Natural Language Understanding, or NLU, provides users with a machine learning service to analyze text-based content. The service has two primary capabilities:

  • Email Classification
  • Named Entity Recognition

Email Classification

The Email Classification component takes a body of text as input and provides Intents and/or Tags.

Intent
Intents are top-level categories describing common language attackers use to carry out phishing attacks.

NameDescription
becEmails containing urgent language about quick tasks from C-suite, HR, and Accounting Depts.
callback_scamEmails containing language about renewing/purchasing services such as tech support, antivirus, or cryptocurrency.
cred_theftEmails contain language urging users to visit a link leading to a realistic-looking portal that requires their credentials to log in.
extortionEmails meant to intimidate victims with threats of blackmail.
steal_piiEmails requesting updates to billing information, personal identification, and tax returns.
job_scamDeceptive emails disguised as employment offers to dupe students into divulging sensitive data or becoming unwitting accomplices in criminal or fraudulent schemes.

Tags
Tags are subcategories that provide additional context for financial-themed phishing attacks. The service returns the following values:

NameDescription
invoiceThese emails contain language about viewing invoices via links or attachments.
paymentThese emails contain language about ACH, EFT, or Wire payments.
purchase_orderThese emails contain language about Purchase Orders, Requests for Quotation.

Example Usage

type.inbound
and any([body.plain.raw, body.html.inner_text], 
        any(ml.nlu_classifier(.).intents,
            .name == "bec" and .confidence == "high"
        )
)
// first-time sender
and (
  (
    sender.email.domain.root_domain in $free_email_providers
    and sender.email.email not in $sender_emails
  )
  or (
    sender.email.domain.root_domain not in $free_email_providers
    and sender.email.domain.domain not in $sender_domains
  )
)

Entity Recognition

Named Entity Recognition (NER) identifies, tags, and extracts important keywords within a body of text. Users can leverage this output to determine if an email contains language commonly associated with urgency, requests, or financial matters. The available entities are listed below:

NameDescriptionExamples
greetingToken(s) that aid in the identification of the recipienthello, dear
financialToken(s) containing financial details such as payments, bank accounts, or real estate transactionswire, bank details, ACH payment
orgToken(s) containing an organization nameGoogle, Microsoft
recipientToken(s) representing the recipient of the email. Either a name or a generic designator.Jane Doe, all
requestToken(s) asking the recipient to act on behalf of the sender"I need you to", "please open"
salutationToken(s) signifying the end of the correspondence, aids in the identification of the senderthanks, regards
senderToken(s) representing the sender of an email.
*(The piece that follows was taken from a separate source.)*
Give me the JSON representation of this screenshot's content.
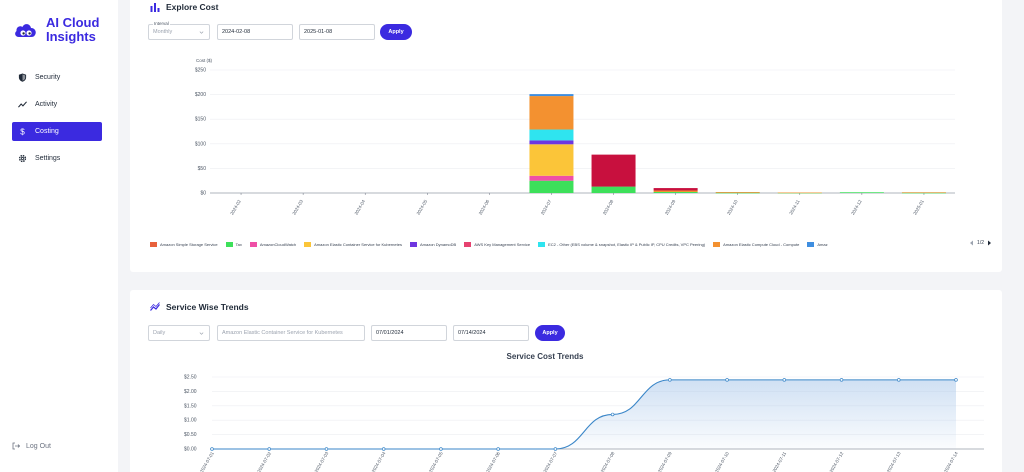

Either a name or a generic designator.Ms. Tyrell, IT Department
urgencyToken(s) containing language meant to urge recipient to act immediatelyASAP, immediately

Example Usage

type.inbound
and sender.display_name in~ $org_display_names
and any(ml.nlu_classifier(body.current_thread.text).entities, .name == "urgency")
and any(ml.nlu_classifier(body.current_thread.text).entities, .name == "request")


Considerations

It is important to remember that the NLU engine only looks at text. Because of this, it needs additional context to be an adequate detector. For example, attackers may craft an email that looks the same as a password reset for your favorite social network. The NLU engine would classify the text as cred_theft, but it would also do the same for a legitimate password reset email. But pairing it with a First-Time/Unsolicited Sender or LinkAnalysis provides the necessary context to make an effective detector.